Wolf also tapped Mary Isenhour to serve as secretary of legislative affairs, and Obra Kernodle IV to serve as deputy chief of staff and director for the Office of Public Liaison, according to a statement posted Wednesday on Wolf's transition website.
"As governor, I intend to get things done on behalf of all the people of Pennsylvania," Wolf said. “These senior members of my team will be key to this mission because they are seasoned and have deep relationships on both sides of the aisle.”
The Marcellus Shale Coalition (MSC) offered praise for Hanger's appointment.
"Mr. Hanger absolutely understands the clear and undeniable benefits tied to responsible shale development," said MSC President Dave Spigelmyer. "We congratulate him on this new role and look forward to working collaboratively with him, as we did during his tenure as DEP secretary, where he was a strong natural gas advocate."
During his tenure as head of the DEP -- from 2008 to 2011, and under another Democratic governor, Ed Rendell -- Hanger had a front-row seat to witness the beginning of the shale revolution and in particular the development of the Marcellus Shale.
Hanger previously served, from 1993 to 1998, as a commissioner to the Pennsylvania Public Utility Commission (PUC), having been appointed by Democratic Gov. Robert Casey. He also served as president of the advocacy group Citizens for Pennsylvania's Future (PennFuture).
Wolf defeated Republican incumbent Gov. Tom Corbett in last month's gubernatorial election (see Shale Daily, Nov. 5).

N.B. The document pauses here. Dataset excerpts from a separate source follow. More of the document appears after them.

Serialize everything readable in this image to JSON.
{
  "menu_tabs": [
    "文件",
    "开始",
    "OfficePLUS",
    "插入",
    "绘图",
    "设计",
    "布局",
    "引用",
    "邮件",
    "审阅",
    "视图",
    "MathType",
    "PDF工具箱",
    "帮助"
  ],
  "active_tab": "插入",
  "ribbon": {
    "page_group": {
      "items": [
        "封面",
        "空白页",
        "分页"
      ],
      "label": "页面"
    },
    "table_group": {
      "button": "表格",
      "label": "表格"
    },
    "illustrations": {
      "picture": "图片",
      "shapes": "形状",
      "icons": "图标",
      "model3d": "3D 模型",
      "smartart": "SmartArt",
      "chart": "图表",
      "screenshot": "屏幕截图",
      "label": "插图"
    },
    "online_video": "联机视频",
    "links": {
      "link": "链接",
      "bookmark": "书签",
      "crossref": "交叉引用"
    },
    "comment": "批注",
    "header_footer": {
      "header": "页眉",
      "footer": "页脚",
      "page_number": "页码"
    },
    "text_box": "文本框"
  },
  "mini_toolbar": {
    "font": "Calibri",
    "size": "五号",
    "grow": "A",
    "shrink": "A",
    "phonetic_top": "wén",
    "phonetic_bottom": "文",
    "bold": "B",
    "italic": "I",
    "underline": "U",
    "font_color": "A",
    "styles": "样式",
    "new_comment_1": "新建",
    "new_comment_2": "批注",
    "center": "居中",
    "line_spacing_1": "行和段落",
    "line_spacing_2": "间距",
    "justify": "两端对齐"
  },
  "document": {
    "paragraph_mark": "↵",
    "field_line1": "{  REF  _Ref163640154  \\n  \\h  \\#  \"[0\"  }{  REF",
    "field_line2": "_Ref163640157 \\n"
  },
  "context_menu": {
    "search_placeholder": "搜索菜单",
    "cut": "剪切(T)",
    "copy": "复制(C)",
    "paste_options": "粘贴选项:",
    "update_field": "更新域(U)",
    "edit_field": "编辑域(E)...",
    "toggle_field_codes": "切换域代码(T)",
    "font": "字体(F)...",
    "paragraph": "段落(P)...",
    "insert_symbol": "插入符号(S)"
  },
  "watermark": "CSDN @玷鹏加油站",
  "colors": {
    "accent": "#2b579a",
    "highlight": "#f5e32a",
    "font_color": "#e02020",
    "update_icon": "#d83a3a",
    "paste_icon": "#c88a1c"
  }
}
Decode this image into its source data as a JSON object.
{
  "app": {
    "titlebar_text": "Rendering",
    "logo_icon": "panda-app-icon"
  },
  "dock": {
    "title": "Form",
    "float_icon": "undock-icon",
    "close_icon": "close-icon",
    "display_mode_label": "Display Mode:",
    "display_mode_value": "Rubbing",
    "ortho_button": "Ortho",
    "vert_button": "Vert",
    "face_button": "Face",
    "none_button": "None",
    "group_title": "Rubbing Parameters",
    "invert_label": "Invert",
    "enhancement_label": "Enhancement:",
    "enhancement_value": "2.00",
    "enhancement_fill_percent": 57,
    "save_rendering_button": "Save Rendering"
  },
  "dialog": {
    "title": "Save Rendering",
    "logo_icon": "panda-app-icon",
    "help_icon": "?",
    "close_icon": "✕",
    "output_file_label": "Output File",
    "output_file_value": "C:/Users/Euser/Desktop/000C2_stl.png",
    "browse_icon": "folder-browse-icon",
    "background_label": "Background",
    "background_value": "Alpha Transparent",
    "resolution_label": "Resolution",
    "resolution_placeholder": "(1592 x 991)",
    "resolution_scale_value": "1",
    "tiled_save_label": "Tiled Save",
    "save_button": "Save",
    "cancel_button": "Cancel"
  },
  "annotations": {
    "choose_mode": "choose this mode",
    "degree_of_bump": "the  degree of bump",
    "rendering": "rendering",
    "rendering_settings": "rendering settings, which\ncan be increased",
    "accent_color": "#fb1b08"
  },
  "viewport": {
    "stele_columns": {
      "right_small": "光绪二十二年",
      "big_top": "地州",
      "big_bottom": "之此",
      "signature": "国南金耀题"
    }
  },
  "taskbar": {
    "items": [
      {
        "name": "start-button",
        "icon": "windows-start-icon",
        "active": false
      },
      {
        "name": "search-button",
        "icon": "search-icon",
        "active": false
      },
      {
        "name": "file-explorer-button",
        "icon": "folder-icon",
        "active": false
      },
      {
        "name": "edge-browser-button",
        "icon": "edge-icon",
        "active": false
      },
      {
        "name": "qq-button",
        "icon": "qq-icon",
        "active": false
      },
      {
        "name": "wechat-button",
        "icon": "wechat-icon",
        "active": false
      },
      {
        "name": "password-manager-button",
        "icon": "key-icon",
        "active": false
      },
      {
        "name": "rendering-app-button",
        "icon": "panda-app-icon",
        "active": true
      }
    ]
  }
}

Hanger declared his candidacy for the office in November 2012 as a Democrat but withdrew in March, two months before the primary in May, which Wolf won (see Shale Daily, March 13; Daily GPI, Nov. 28, 2012).
One of the major issues of the gubernatorial campaign -- and one that is sure to move on to the Republican-controlled Pennsylvania General Assembly -- is whether the state should enact a severance tax on gas production or keep the current impact fee enacted by Act 13, the state's omnibus Marcellus Shale law. Wolf supports a 5% tax on natural gas production. During his campaign for governor, Hanger said he supported a severance tax and a moratorium on drilling on state-owned lands (see Shale Daily, Jan. 28).

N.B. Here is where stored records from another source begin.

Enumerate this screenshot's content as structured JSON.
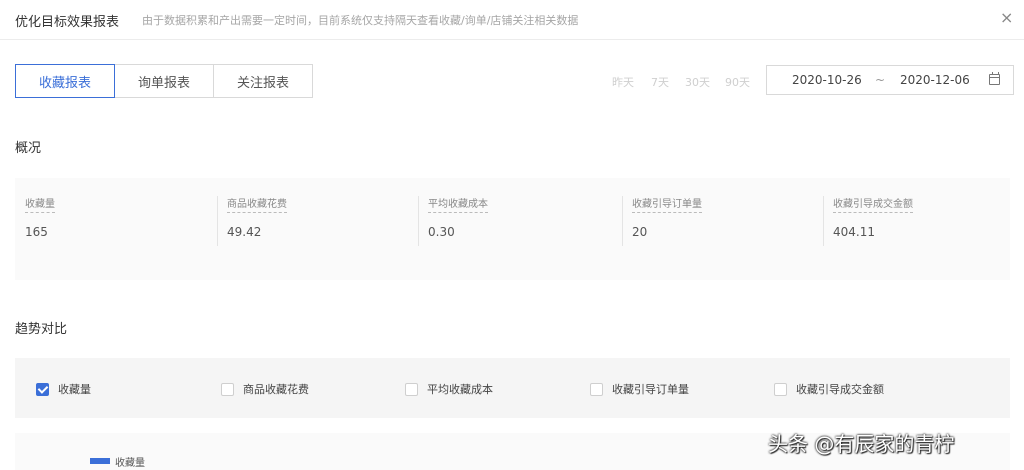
{
  "header": {
    "title": "优化目标效果报表",
    "subtitle": "由于数据积累和产出需要一定时间，目前系统仅支持隔天查看收藏/询单/店铺关注相关数据",
    "close": "×"
  },
  "tabs": [
    {
      "label": "收藏报表",
      "active": true
    },
    {
      "label": "询单报表",
      "active": false
    },
    {
      "label": "关注报表",
      "active": false
    }
  ],
  "quick_ranges": [
    "昨天",
    "7天",
    "30天",
    "90天"
  ],
  "date_range": {
    "start": "2020-10-26",
    "separator": "~",
    "end": "2020-12-06"
  },
  "overview": {
    "title": "概况",
    "metrics": [
      {
        "label": "收藏量",
        "value": "165"
      },
      {
        "label": "商品收藏花费",
        "value": "49.42"
      },
      {
        "label": "平均收藏成本",
        "value": "0.30"
      },
      {
        "label": "收藏引导订单量",
        "value": "20"
      },
      {
        "label": "收藏引导成交金额",
        "value": "404.11"
      }
    ]
  },
  "trend": {
    "title": "趋势对比",
    "options": [
      {
        "label": "收藏量",
        "checked": true
      },
      {
        "label": "商品收藏花费",
        "checked": false
      },
      {
        "label": "平均收藏成本",
        "checked": false
      },
      {
        "label": "收藏引导订单量",
        "checked": false
      },
      {
        "label": "收藏引导成交金额",
        "checked": false
      }
    ],
    "legend": "收藏量"
  },
  "watermark": "头条 @有辰家的青柠",
  "colors": {
    "accent": "#3b6fd8",
    "muted": "#a6a6a6"
  }
}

Although Hanger has been in private practice at the law firm of Eckert Seamans since his departure from the DEP, he has never been far from the politics of the day.
Last July, Hanger said Corbett's decision to cut Pennsylvania's share of funding to the Delaware River Basin Commission amounted to "retaliation" for the commission's failure to enact rules governing oil and gas development in the basin (see Shale Daily, July 21).
In 2013, Hanger blasted Corbett's decision to tap E. Christopher Abruzzo as acting secretary of the DEP after Michael Krancer's departure (see Shale Daily, March 23, 2013). He also criticized Corbett for accepting $20,000 in gifts from business executives and lobbyists. Abruzzo was forced to resign from his post in October after his involvement in a sexually explicit email scandal was revealed (see Shale Daily, Oct. 3).
Hanger also signaled support for the Center for Sustainable Shale Development and its certification process in 2013 (see Shale Daily, March 25, 2013).